La vicenda dell’attentato all’ex presidente del Parco dei Nebrodi è legata, in termini temporali, a quella di due dei più fidati collaboratori del dottor Manganaro: il sovrintendente Calogero Emilio Todaro e l’assistente capo Tiziano Granata. Muoiono a distanza di un giorno l’uno dall’altro. Granata, il 1° marzo 2018 per arresto cardiocircolatorio. Todaro, l’indomani, a seguito di una leucemia fulminante.

Entrambi i poliziotti sono stati coinvolti, seppur con ruoli differenti, negli accadimenti del 18 maggio 2016.

Granata, è noto, era l’autista di Manganaro la notte dell’agguato ad Antoci.
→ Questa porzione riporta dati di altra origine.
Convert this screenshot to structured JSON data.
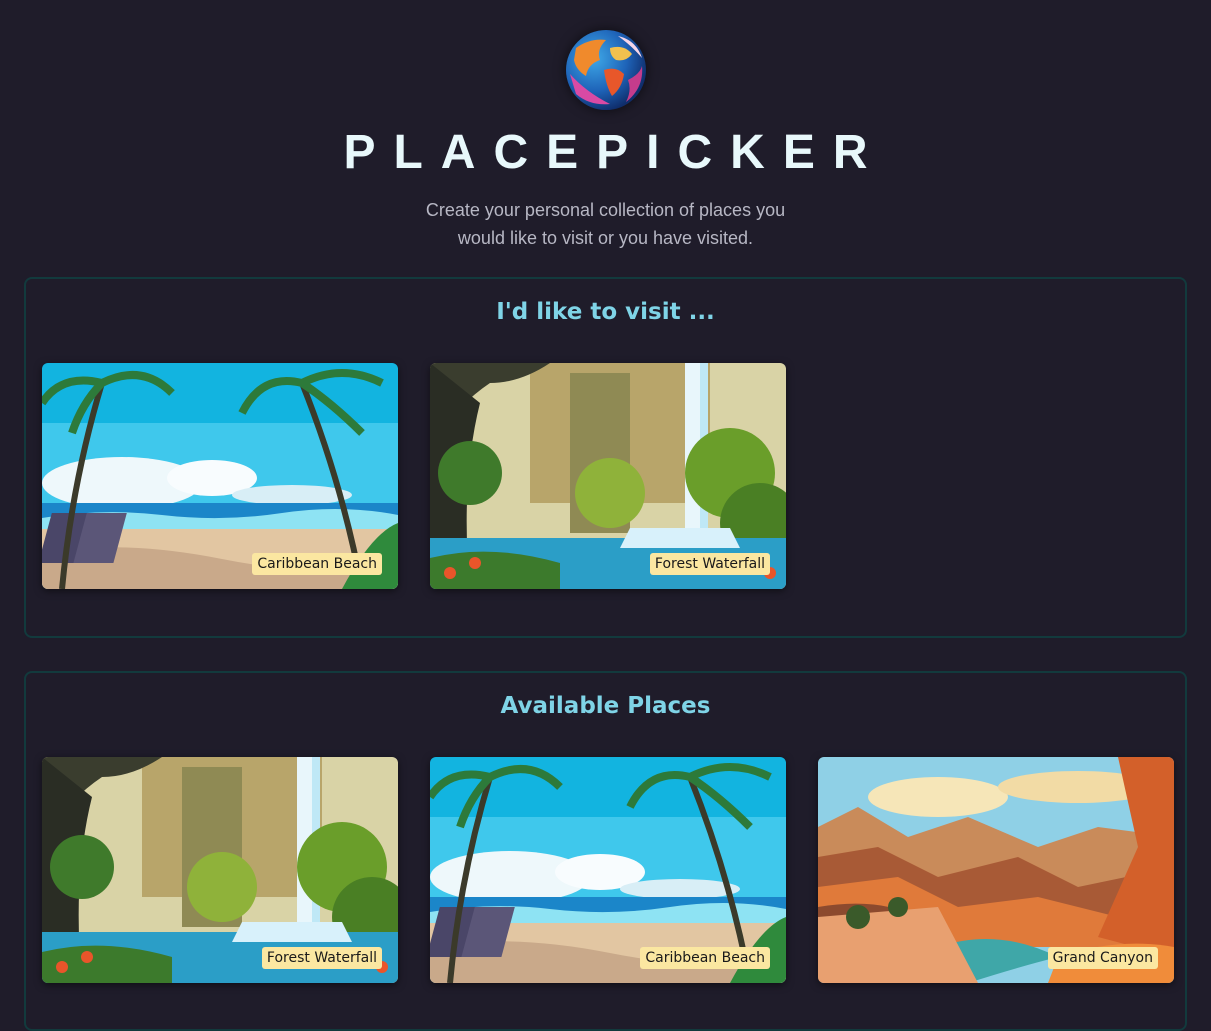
{
  "header": {
    "title": "PLACEPICKER",
    "subtitle": "Create your personal collection of places you would like to visit or you have visited."
  },
  "visit_section": {
    "title": "I'd like to visit ...",
    "places": [
      {
        "label": "Caribbean Beach",
        "scene": "beach"
      },
      {
        "label": "Forest Waterfall",
        "scene": "waterfall"
      }
    ]
  },
  "available_section": {
    "title": "Available Places",
    "places": [
      {
        "label": "Forest Waterfall",
        "scene": "waterfall"
      },
      {
        "label": "Caribbean Beach",
        "scene": "beach"
      },
      {
        "label": "Grand Canyon",
        "scene": "canyon"
      }
    ]
  }
}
Todaro fu tra i primi ad intervenire sul luogo del crimine, in qualità di responsabile della sezione di polizia giudiziaria del commissariato di Sant’Agata di Militello, circostanza, quest’ultima, che ci è stata riferita da Manganaro, suo diretto superiore, e dal collega del servizio scorte, l’assistente capo Sebastiano Proto, nel corso delle loro audizioni:

FAVA, Presidente della Commissione: La prima telefonata che ha fatto?

MANGANARO: Al commissariato. Poi sicuramente… il questore, Todaro, Terrana, la volante diverse volte, la pg…

FAVA, Presidente della Commissione: Todaro perché?

MANGANARO: È il responsabile della mia polizia giudiziaria…

FAVA, Presidente della Commissione: Chiama lei Todaro o lo chiama la sala operativa?

MANGANARO: Presidente non mi ricordo, forse l’ho chiamato io, non ci penso.

[…]

DE LUCA, componente della Commissione: Todaro era di servizio quella notte?

PROTO: No, è arrivato anche allertato dalla sala operativa, dagli altri colleghi, non so personalmente da chi…

Todaro, proprio per il suo ruolo di responsabile della sezione p.g., è anche l’operatore che avrebbe seguito le indagini sull’agguato, in co-delega con la squadra mobile di Messina, per conto del commissariato di Sant’Agata di Militello:

MANGANARO: Avevamo soltanto una remotizzazione congiunta… perché a Messina non capivano il dialetto di Cesarò e San Fratello… da parte della mia squadra di polizia giudiziaria era Todaro che coordinava tutte queste attività interne al mio ufficio…

Todaro, inoltre, sarà impegnato – così come si evince dal fascicolo dei rilievi tecnici del 25 maggio 2016 a firma della polizia scientifica del Commissariato di Sant’Agata di Militello – nell’attività di accertamento riguardante l’autovettura blindata in uso al Presidente Antoci la notte dell’agguato.

La stampa è la prima ad avanzare dubbi sulla tragica coincidenza delle due morti, definendole strane e sospette, e ad accostare i loro nomi – non solo per ragioni di mera consecutio temporale – all’azione di contrasto inaugurata dal presidente Antoci e quindi alla vicenda del fallito attentato.

Anche il dottor Manganaro e la compagna di Granata, Lorena Ricciardello, nutrono perplessità sul fatto che si tratti di due decessi per cause naturali.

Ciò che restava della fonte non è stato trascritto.